With him out of the game with a lower-leg injury, suddenly Tech’s offense watched its zone read and RPO threats vanish, along with most hopes of winning. With Sims gone, the Jackets were suddenly very one-dimensional, and backup QB Zach Gibson was fair game for Virginia’s aggressive defense.
John Rudzinski’s guys had pretty much shut down the rest of Tech’s running game, and without Sims, the Jackets were forced to throw. That allowed the Cavaliers to pin their ears back and attack Gibson all night, sacking him seven times (UVA’s eight sacks were the second-most in program history since the NCAA began tracking that statistic). Tech was 17 of 37 for 146 yards (an interception) and was highly ineffective.
In fact, starting the second half, Virginia’s defense posted six straight three-and-outs and wore out the Jackets’ punter. The defense only gave up three points (the other six came on a pick-six on UVA’s fifth offensive play of the game).
“Man, they’re playing inspired,” Elliott said of UVA’s defense. “They’re having a lot of fun. They’re playing fast.”
This is the same defense, mind you, that had surrendered 72 points and 850 yards in its last two outings against Duke and Louisville. Coach Rud’s ‘D’ has 23 sacks in seven games, a nice trend if it can get some sort of scoring support.
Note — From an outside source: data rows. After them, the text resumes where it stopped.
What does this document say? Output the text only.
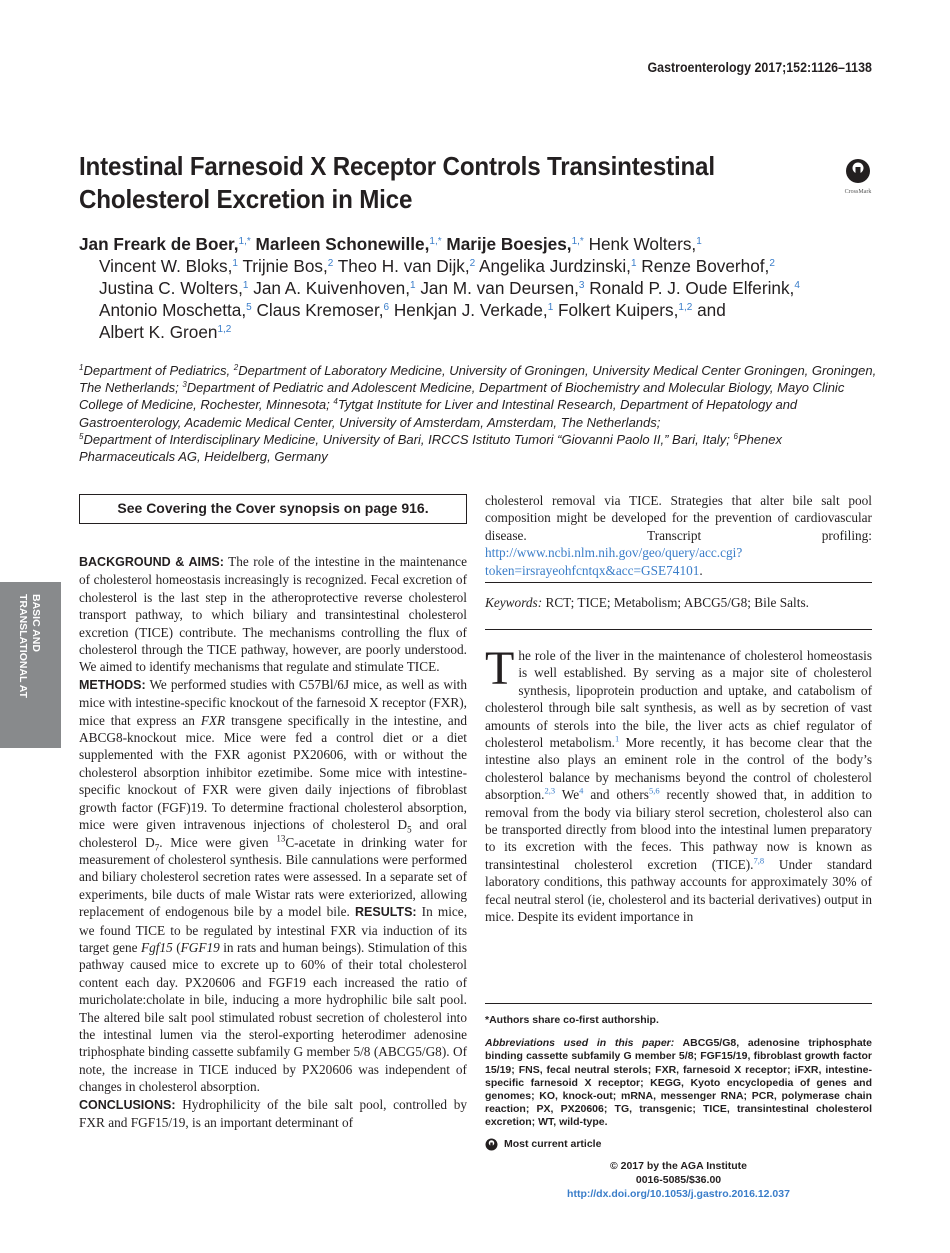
Gastroenterology 2017;152:1126–1138
Intestinal Farnesoid X Receptor Controls Transintestinal
Cholesterol Excretion in Mice	CrossMark
Jan Freark de Boer,$^{1,*}$ Marleen Schonewille,$^{1,*}$ Marije Boesjes,$^{1,*}$ Henk Wolters,$^1$
Vincent W. Bloks,$^1$ Trijnie Bos,$^2$ Theo H. van Dijk,$^2$ Angelika Jurdzinski,$^1$ Renze Boverhof,$^2$
Justina C. Wolters,$^1$ Jan A. Kuivenhoven,$^1$ Jan M. van Deursen,$^3$ Ronald P. J. Oude Elferink,$^4$
Antonio Moschetta,$^5$ Claus Kremoser,$^6$ Henkjan J. Verkade,$^1$ Folkert Kuipers,$^{1,2}$ and
Albert K. Groen$^{1,2}$
$^1$Department of Pediatrics, $^2$Department of Laboratory Medicine, University of Groningen, University Medical Center Groningen, Groningen, The Netherlands; $^3$Department of Pediatric and Adolescent Medicine, Department of Biochemistry and Molecular Biology, Mayo Clinic College of Medicine, Rochester, Minnesota; $^4$Tytgat Institute for Liver and Intestinal Research, Department of Hepatology and Gastroenterology, Academic Medical Center, University of Amsterdam, Amsterdam, The Netherlands;
$^5$Department of Interdisciplinary Medicine, University of Bari, IRCCS Istituto Tumori “Giovanni Paolo II,” Bari, Italy; $^6$Phenex Pharmaceuticals AG, Heidelberg, Germany
BASIC AND
TRANSLATIONAL AT
See Covering the Cover synopsis on page 916.
BACKGROUND & AIMS: The role of the intestine in the maintenance of cholesterol homeostasis increasingly is recognized. Fecal excretion of cholesterol is the last step in the atheroprotective reverse cholesterol transport pathway, to which biliary and transintestinal cholesterol excretion (TICE) contribute. The mechanisms controlling the flux of cholesterol through the TICE pathway, however, are poorly understood. We aimed to identify mechanisms that regulate and stimulate TICE.
METHODS: We performed studies with C57Bl/6J mice, as well as with mice with intestine-specific knockout of the farnesoid X receptor (FXR), mice that express an FXR transgene specifically in the intestine, and ABCG8-knockout mice. Mice were fed a control diet or a diet supplemented with the FXR agonist PX20606, with or without the cholesterol absorption inhibitor ezetimibe. Some mice with intestine-specific knockout of FXR were given daily injections of fibroblast growth factor (FGF)19. To determine fractional cholesterol absorption, mice were given intravenous injections of cholesterol $D_5$ and oral cholesterol $D_7$. Mice were given $^{13}$C-acetate in drinking water for measurement of cholesterol synthesis. Bile cannulations were performed and biliary cholesterol secretion rates were assessed. In a separate set of experiments, bile ducts of male Wistar rats were exteriorized, allowing replacement of endogenous bile by a model bile. RESULTS: In mice, we found TICE to be regulated by intestinal FXR via induction of its target gene Fgf15 (FGF19 in rats and human beings). Stimulation of this pathway caused mice to excrete up to 60% of their total cholesterol content each day. PX20606 and FGF19 each increased the ratio of muricholate:cholate in bile, inducing a more hydrophilic bile salt pool. The altered bile salt pool stimulated robust secretion of cholesterol into the intestinal lumen via the sterol-exporting heterodimer adenosine triphosphate binding cassette subfamily G member 5/8 (ABCG5/G8). Of note, the increase in TICE induced by PX20606 was independent of changes in cholesterol absorption.
CONCLUSIONS: Hydrophilicity of the bile salt pool, controlled by FXR and FGF15/19, is an important determinant of
cholesterol removal via TICE. Strategies that alter bile salt pool composition might be developed for the prevention of cardiovascular disease. Transcript profiling: http://www.ncbi.nlm.nih.gov/geo/query/acc.cgi?token=irsrayeohfcntqx&acc=GSE74101.
Keywords: RCT; TICE; Metabolism; ABCG5/G8; Bile Salts.
The role of the liver in the maintenance of cholesterol homeostasis is well established. By serving as a major site of cholesterol synthesis, lipoprotein production and uptake, and catabolism of cholesterol through bile salt synthesis, as well as by secretion of vast amounts of sterols into the bile, the liver acts as chief regulator of cholesterol metabolism.$^1$ More recently, it has become clear that the intestine also plays an eminent role in the control of the body’s cholesterol balance by mechanisms beyond the control of cholesterol absorption.$^{2,3}$ We$^4$ and others$^{5,6}$ recently showed that, in addition to removal from the body via biliary sterol secretion, cholesterol also can be transported directly from blood into the intestinal lumen preparatory to its excretion with the feces. This pathway now is known as transintestinal cholesterol excretion (TICE).$^{7,8}$ Under standard laboratory conditions, this pathway accounts for approximately 30% of fecal neutral sterol (ie, cholesterol and its bacterial derivatives) output in mice. Despite its evident importance in
*Authors share co-first authorship.
Abbreviations used in this paper: ABCG5/G8, adenosine triphosphate binding cassette subfamily G member 5/8; FGF15/19, fibroblast growth factor 15/19; FNS, fecal neutral sterols; FXR, farnesoid X receptor; iFXR, intestine-specific farnesoid X receptor; KEGG, Kyoto encyclopedia of genes and genomes; KO, knock-out; mRNA, messenger RNA; PCR, polymerase chain reaction; PX, PX20606; TG, transgenic; TICE, transintestinal cholesterol excretion; WT, wild-type.
Most current article
© 2017 by the AGA Institute
0016-5085/$36.00
http://dx.doi.org/10.1053/j.gastro.2016.12.037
Virginia left at least 14 points on the field when Lavel Davis Jr. dropped a pass in the end zone and freshman kicker Will Bettridge missed field goals from 29 and 39 yards in addition to a PAT. With the kicking woes, Elliott admitted, “I’m kind of in a pickle right now.”
He can go back to senior Brendan Farrell, or stick with the rookie and hope he gets better.
Offensive coordinator Des Kitchings believes his squad is getting closer each week.
“We felt like we had a really good plan to attack [Tech] in the run and passing game to set up some play-action pass stuff that we did connect on that created some explosive plays,” Kitchings said.
One of those was a 44-yard catch-and-run by wide receiver Dontayvion Wicks, where he hauled in the pass on the sideline and made a brilliant cut back to the middle of the field, a play that was No. 3 on SportsCenter’s Top 10. He finished the night with four catches and a season-high 99 yards.
“Vintage Wicks tonight,” Armstrong said. “I was happy to see it.”
So was Kitchings.
“If we take away those freakin’ turnovers and these drops (42 on the season), this thing will be pretty,” the OC said. “It’ll be pretty. It’s going to come.”
It must come in a hurry, because an erratic Miami team comes to town a week from Saturday, the first of four-straight home games for Virginia before closing the season in Blacksburg.
The Wahoos still need a lot of work, particularly on offense and on the not-so-special teams.
For the rest of the weekend though, everything is beautiful in Charlottesville with a one-game winning streak, a lesson in how to win.